Allen has received fellowships and awards from the National Science Foundation, the Social Science Research Council, Columbia and Yale universities, and others.
Allen is the author of “¡Venceremos?: The Erotics of Black Self-making in Cuba,” and is editor of “Black/Queer/Diaspora” and a number of other publications. He is currently completing a new book, “There’s a Discoball Between Us,” and beginning research on a third monograph, Structural Adjustments: Black Survival in the 1980s.
Dr. Allen’s scholarly writing includes “Black/Queer Rhizomatics: Train Up a Child in the Way Ze Should Grow” from “No Tea, No Shade: New Writings in Black Queer Studies”; “The Decolonizing Generation: (Race and) Theory in Anthropology since the Eighties”; and “One View from a De-territorialized Realm: How Black/Queer Re-narrativizes Anthropological Analysis.”
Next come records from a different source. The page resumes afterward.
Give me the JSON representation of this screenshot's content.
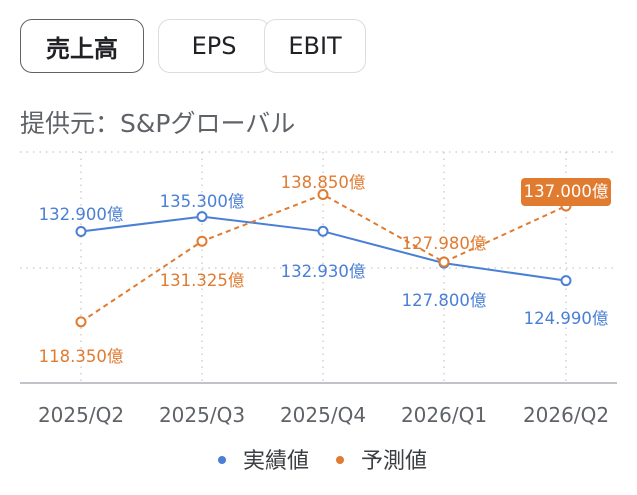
{
  "tabs": [
    {
      "label": "売上高",
      "active": true
    },
    {
      "label": "EPS",
      "active": false
    },
    {
      "label": "EBIT",
      "active": false
    }
  ],
  "source": "提供元：S&Pグローバル",
  "colors": {
    "actual": "#4a7fd6",
    "forecast": "#e07b30",
    "grid": "#d0d0d0",
    "axis": "#9aa0a6",
    "text": "#5f6368"
  },
  "chart_data": {
    "type": "line",
    "categories": [
      "2025/Q2",
      "2025/Q3",
      "2025/Q4",
      "2026/Q1",
      "2026/Q2"
    ],
    "series": [
      {
        "name": "実績値",
        "values": [
          132.9,
          135.3,
          132.93,
          127.8,
          124.99
        ],
        "labels": [
          "132.900億",
          "135.300億",
          "132.930億",
          "127.800億",
          "124.990億"
        ],
        "style": "solid"
      },
      {
        "name": "予測値",
        "values": [
          118.35,
          131.325,
          138.85,
          127.98,
          137.0
        ],
        "labels": [
          "118.350億",
          "131.325億",
          "138.850億",
          "127.980億",
          "137.000億"
        ],
        "style": "dashed",
        "highlight_last": true
      }
    ],
    "ylim": [
      108.5,
      145.7
    ],
    "legend": "bottom"
  }
}
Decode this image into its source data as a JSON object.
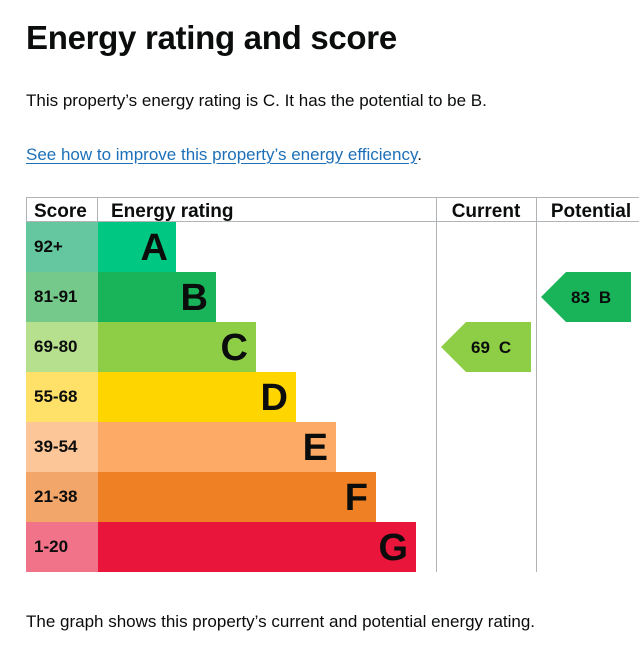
{
  "page": {
    "heading": "Energy rating and score",
    "summary": "This property’s energy rating is C. It has the potential to be B.",
    "improve_link": "See how to improve this property’s energy efficiency",
    "improve_link_trailer": ".",
    "caption": "The graph shows this property’s current and potential energy rating."
  },
  "chart_data": {
    "type": "bar",
    "headers": {
      "score": "Score",
      "rating": "Energy rating",
      "current": "Current",
      "potential": "Potential"
    },
    "bands": [
      {
        "range": "92+",
        "letter": "A",
        "color": "#00c781",
        "score_bg": "#64c7a0"
      },
      {
        "range": "81-91",
        "letter": "B",
        "color": "#19b459",
        "score_bg": "#75c98a"
      },
      {
        "range": "69-80",
        "letter": "C",
        "color": "#8dce46",
        "score_bg": "#b7e08e"
      },
      {
        "range": "55-68",
        "letter": "D",
        "color": "#ffd500",
        "score_bg": "#ffe16a"
      },
      {
        "range": "39-54",
        "letter": "E",
        "color": "#fcaa65",
        "score_bg": "#fdc699"
      },
      {
        "range": "21-38",
        "letter": "F",
        "color": "#ef8023",
        "score_bg": "#f3a66a"
      },
      {
        "range": "1-20",
        "letter": "G",
        "color": "#e9153b",
        "score_bg": "#f0738a"
      }
    ],
    "current": {
      "score": "69",
      "letter": "C",
      "color": "#8dce46"
    },
    "potential": {
      "score": "83",
      "letter": "B",
      "color": "#19b459"
    }
  }
}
Allen says the best part of his work is “teaching and mentoring students; sharing and discovering new things about Black folks’ freedom dreams and work toward a new and more possible world. He also loves “the sort of writing and research that goes along with the teaching—trying new ways to see things and to say things, so that next generations can push it further.”
Allen and his partner of 16 years make their home in Miami, and enjoy a beautiful and quiet life, “made more beautiful by a constant flow of students, creatives, family and friends.” He loves to cook, garden, discover museums and galleries, visit the parks and beaches of South Florida, and watch “too much” television.
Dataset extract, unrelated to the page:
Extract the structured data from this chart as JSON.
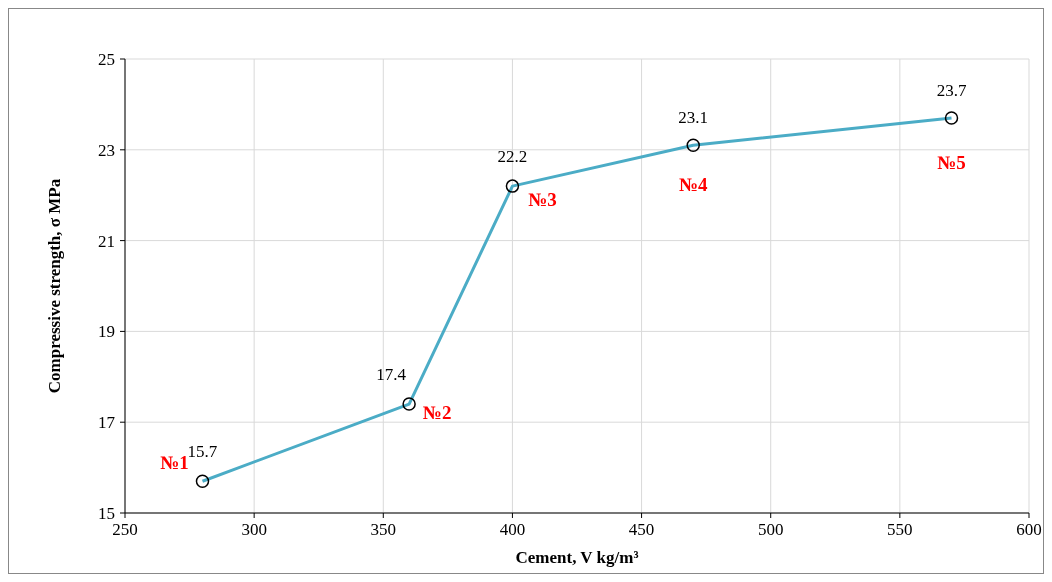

Inspired by “bright, creative and committed Black people—most of all Black LGBTQ/SGL/+ folks,” Allen declares, “I know that I am here today because of my friends and my community, who have supported and educated and corrected me, and a large part of my mission here is to expand and share the wisdom and love and care I have been fortunate to receive.”
You can learn more about Jafari Allen by visiting his website.
We thank Dr. Jafari Sinclaire Allen for his numerous scholarly contributions, activism, and steadfast support of our community.